Air quality burn bans are issued and enforced by the Puget Sound Clean Air Agency when air pollution levels rise to unhealthy levels. Air quality burn bans typically occur during colder fall and winter months.

Fire safety burn bans are issued by the fire marshal when dry weather conditions heighten the risk of wildfires. Fire safety burn bans are generally called during the summer and can last for several months.

Stage 1 vs. Stage 2 bans

The stage 1 burn ban goes into effect at 2 p.m. Tuesday for Pierce, King, Snohomish and Kitsap counties because smoke from British Columbia wildfires has brought unhealthy levels of air pollution.

Stage 1 burn bans are typically based on weather conditions and rising pollution levels.
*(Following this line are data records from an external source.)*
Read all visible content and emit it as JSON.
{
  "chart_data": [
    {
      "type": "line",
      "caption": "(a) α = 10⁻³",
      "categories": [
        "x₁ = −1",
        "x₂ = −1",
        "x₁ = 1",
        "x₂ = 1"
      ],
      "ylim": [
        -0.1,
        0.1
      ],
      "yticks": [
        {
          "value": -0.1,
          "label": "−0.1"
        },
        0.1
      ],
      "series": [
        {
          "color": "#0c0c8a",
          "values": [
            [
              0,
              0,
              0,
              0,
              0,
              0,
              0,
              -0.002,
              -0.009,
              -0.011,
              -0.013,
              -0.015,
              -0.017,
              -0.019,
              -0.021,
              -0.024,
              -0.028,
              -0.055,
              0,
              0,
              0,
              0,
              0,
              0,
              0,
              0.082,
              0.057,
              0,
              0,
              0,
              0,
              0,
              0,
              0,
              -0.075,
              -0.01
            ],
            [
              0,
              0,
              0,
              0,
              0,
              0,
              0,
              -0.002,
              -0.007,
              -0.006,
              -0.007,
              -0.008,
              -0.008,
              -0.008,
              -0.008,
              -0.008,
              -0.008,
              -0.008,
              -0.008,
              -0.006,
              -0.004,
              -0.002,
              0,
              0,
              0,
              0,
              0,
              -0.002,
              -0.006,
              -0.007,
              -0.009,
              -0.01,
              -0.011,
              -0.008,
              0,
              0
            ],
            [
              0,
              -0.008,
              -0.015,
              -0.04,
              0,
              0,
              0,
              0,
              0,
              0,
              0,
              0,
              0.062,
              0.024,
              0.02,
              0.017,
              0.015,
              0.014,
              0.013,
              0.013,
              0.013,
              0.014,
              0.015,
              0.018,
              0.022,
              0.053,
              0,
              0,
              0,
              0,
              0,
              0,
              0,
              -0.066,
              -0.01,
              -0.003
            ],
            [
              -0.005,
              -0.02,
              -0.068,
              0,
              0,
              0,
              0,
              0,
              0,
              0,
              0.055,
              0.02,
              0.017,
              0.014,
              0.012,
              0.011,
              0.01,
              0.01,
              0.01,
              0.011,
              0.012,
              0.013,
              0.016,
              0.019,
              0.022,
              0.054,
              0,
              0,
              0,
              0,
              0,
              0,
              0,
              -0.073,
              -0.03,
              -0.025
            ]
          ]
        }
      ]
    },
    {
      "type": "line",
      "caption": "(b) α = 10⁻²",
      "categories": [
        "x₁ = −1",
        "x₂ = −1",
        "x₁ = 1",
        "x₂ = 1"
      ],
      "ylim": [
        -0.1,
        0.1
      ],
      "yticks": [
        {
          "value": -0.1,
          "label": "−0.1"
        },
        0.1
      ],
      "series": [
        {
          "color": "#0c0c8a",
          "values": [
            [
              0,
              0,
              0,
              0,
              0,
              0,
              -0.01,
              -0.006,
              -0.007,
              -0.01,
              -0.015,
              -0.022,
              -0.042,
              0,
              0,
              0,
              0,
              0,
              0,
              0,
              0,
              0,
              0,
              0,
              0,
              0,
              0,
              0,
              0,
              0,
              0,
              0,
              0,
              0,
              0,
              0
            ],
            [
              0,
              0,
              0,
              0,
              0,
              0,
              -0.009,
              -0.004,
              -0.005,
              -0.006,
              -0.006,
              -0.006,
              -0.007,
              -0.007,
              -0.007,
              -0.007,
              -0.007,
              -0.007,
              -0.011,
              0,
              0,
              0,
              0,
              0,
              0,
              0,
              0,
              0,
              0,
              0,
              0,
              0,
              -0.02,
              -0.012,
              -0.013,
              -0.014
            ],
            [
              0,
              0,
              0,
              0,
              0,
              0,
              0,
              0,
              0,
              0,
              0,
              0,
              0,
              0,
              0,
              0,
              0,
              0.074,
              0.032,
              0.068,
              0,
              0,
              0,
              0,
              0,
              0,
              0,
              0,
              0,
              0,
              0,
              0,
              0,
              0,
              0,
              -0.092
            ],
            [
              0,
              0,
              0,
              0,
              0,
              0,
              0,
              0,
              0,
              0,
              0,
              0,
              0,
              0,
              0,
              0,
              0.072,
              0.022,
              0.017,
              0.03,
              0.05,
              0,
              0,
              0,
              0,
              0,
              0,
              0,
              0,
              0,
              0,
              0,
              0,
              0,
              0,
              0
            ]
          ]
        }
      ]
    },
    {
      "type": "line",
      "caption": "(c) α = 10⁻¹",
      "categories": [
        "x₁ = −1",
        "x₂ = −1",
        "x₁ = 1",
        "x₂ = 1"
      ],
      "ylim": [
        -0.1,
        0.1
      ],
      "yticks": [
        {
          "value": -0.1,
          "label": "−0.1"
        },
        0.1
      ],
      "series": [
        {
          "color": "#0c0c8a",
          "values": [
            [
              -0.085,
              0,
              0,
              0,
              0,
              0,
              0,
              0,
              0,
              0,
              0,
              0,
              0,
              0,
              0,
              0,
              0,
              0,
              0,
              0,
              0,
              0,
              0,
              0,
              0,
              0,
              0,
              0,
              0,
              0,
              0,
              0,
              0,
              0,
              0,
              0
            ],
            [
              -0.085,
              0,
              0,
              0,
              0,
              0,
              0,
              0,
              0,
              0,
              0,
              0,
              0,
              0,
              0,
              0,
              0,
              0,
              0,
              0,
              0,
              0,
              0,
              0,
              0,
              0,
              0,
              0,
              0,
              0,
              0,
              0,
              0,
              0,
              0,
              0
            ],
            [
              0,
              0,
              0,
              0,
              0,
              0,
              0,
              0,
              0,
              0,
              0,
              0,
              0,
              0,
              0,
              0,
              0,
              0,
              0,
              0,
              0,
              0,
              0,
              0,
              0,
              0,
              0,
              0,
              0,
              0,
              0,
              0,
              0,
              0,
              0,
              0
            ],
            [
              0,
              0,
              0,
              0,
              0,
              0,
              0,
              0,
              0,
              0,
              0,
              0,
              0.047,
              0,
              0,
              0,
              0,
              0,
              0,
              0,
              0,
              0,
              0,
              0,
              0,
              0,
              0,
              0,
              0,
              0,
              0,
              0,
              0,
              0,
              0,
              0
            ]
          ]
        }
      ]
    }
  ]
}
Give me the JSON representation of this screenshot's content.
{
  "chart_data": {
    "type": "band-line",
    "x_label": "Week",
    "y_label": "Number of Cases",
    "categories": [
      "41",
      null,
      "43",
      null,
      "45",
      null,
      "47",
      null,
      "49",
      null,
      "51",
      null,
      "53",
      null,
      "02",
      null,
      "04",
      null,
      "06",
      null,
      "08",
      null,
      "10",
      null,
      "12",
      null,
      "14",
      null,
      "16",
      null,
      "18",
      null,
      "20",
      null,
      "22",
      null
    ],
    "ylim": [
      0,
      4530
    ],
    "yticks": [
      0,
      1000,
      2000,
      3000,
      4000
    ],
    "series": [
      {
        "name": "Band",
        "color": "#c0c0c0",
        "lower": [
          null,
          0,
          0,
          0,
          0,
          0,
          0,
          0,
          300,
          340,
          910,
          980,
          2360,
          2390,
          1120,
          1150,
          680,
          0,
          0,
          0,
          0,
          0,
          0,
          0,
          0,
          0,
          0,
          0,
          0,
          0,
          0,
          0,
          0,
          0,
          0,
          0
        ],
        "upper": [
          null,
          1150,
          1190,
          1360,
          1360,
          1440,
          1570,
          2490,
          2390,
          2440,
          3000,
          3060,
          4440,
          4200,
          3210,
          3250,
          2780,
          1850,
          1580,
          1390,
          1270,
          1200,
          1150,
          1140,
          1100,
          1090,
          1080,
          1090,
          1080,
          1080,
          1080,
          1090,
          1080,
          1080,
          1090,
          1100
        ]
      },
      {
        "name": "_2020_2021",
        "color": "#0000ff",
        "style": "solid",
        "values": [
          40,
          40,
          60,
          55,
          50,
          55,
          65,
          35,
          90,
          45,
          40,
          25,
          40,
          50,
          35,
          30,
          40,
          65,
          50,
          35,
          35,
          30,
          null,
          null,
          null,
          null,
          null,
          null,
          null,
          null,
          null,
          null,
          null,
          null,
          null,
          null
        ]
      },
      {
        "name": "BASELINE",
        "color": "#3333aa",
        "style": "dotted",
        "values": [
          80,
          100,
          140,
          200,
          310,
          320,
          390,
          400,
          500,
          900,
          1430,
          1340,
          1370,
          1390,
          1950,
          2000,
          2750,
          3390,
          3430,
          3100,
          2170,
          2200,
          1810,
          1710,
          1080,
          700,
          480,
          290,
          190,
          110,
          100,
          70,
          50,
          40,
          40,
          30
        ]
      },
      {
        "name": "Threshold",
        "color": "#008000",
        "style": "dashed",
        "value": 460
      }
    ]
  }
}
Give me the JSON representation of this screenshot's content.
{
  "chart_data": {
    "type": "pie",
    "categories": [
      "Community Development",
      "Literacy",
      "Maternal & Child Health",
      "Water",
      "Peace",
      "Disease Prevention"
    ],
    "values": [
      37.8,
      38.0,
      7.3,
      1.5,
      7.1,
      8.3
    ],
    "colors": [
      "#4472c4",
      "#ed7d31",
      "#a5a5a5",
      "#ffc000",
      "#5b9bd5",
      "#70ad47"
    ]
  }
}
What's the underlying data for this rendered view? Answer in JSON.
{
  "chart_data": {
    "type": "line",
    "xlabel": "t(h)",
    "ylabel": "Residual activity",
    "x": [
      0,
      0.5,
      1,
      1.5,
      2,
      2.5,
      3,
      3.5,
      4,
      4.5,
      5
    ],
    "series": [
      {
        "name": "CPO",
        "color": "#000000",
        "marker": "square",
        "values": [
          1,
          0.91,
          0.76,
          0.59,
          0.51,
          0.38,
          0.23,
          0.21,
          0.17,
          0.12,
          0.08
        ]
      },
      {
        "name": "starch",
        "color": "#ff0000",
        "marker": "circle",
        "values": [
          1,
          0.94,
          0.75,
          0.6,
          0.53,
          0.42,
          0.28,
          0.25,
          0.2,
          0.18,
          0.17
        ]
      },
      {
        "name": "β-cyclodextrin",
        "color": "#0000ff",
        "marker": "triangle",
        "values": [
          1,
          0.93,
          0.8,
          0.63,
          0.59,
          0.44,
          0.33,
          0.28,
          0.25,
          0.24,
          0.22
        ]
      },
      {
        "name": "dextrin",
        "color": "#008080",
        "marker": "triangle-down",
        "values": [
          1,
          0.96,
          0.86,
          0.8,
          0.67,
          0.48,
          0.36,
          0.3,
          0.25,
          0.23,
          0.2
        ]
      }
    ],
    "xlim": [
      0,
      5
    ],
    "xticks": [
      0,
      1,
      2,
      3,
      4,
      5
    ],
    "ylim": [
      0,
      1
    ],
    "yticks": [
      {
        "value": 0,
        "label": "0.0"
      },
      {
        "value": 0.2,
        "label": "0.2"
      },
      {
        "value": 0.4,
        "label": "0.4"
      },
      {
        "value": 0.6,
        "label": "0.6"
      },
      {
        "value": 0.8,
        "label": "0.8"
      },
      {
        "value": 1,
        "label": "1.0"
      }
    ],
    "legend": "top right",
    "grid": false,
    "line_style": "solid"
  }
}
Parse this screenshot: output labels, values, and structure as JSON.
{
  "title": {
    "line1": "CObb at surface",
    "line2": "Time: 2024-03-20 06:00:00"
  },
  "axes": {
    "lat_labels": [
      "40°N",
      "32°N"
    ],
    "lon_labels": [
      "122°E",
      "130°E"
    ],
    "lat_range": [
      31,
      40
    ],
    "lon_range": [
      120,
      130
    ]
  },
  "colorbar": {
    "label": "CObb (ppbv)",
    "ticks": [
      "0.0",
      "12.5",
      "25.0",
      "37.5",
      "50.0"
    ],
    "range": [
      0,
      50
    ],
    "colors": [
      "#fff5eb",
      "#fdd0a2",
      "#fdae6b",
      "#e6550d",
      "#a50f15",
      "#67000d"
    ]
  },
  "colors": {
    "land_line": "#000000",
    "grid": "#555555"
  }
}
Stage 2 burn bans are called when fine particle pollution levels reach a trigger value set by state law.

About the air quality

According to the Puget Sound Clean Air Agency, smoke levels are unhealthy for sensitive groups in some areas but trending downward now, and moderate in most other areas.

Children, those with lung and heart conditions, and older adults should continue to watch the changing forecast and stay indoors and find somewhere cool if you can. May see levels rise again at times until Friday when weather patterns are more favorable. - PSCAA

Anyone sensitive to air pollution should stay inside, the agency says, especially when exercising.